Hello.
I manage a cluster of 3 data nodes and 1 master.
Today the master have crashed with several exceptions:
- a network issue ("fatal error on the network layer").
- a StackOverflow: null
I was bulk inserting a few hundred documents max.
Upon restarting the master, I have seen that all the shards of the cluster have been unassigned!
There are 24k shards in total.
The unassigned.reason provided "CLUSTER_RECOVERED".
I don't see why this would happen.
After the restart there is a ClusterBlockException: "blocked by: [SERVICE_UNAVAILABLE/1/state not recovered / initialized]".
And then an ElasticsearchTimeoutException "Timeout waiting for task".
So I leave the cluster to reassign the shards, but the operation is reaaally slow.

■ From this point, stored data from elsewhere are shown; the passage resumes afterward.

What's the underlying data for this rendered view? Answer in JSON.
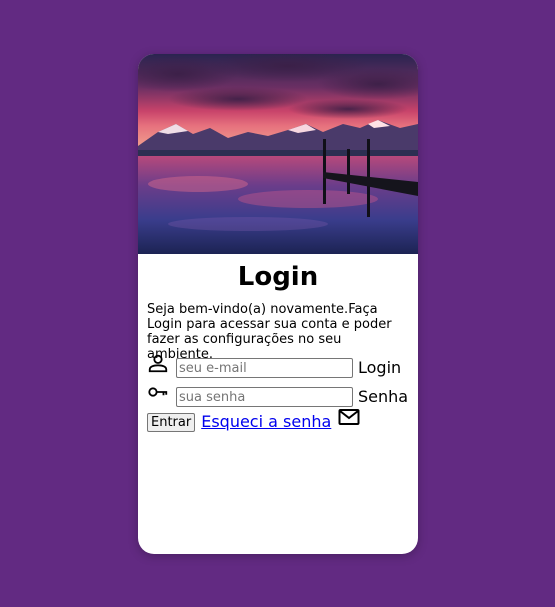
{
  "login": {
    "title": "Login",
    "intro": "Seja bem-vindo(a) novamente.Faça Login para acessar sua conta e poder fazer as configurações no seu ambiente.",
    "email": {
      "placeholder": "seu e-mail",
      "value": "",
      "label": "Login",
      "icon": "user-icon"
    },
    "password": {
      "placeholder": "sua senha",
      "value": "",
      "label": "Senha",
      "icon": "key-icon"
    },
    "submit_label": "Entrar",
    "forgot_label": "Esqueci a senha",
    "forgot_icon": "mail-icon"
  },
  "colors": {
    "background": "#622a82",
    "card": "#ffffff",
    "link": "#0000ee"
  }
}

And it seem to get slower and slower with time.
The log shows a JvmGcMonitorService message about every minute that says ~300ms of collecting over the last second.
I tried to restart the master, hoping that whatever memory hog will go away.
But then the number of unassigned shards got back to 24k!
Is this normal? I would have thought that whatever assignation would have persisted.
Right now there is still 1k shards to assign, but I have no idea when it will finish.
There is less than one shard allocation per second.
And I am worried that on the next restart the issue will arise again.
I am running ES 5.6.3 on an Oracle JDK 8.
There is 31 GB of XMX (more than enough I think).
The CPU/memory of the machine is enough too.
Anyone has a clue on what is happening?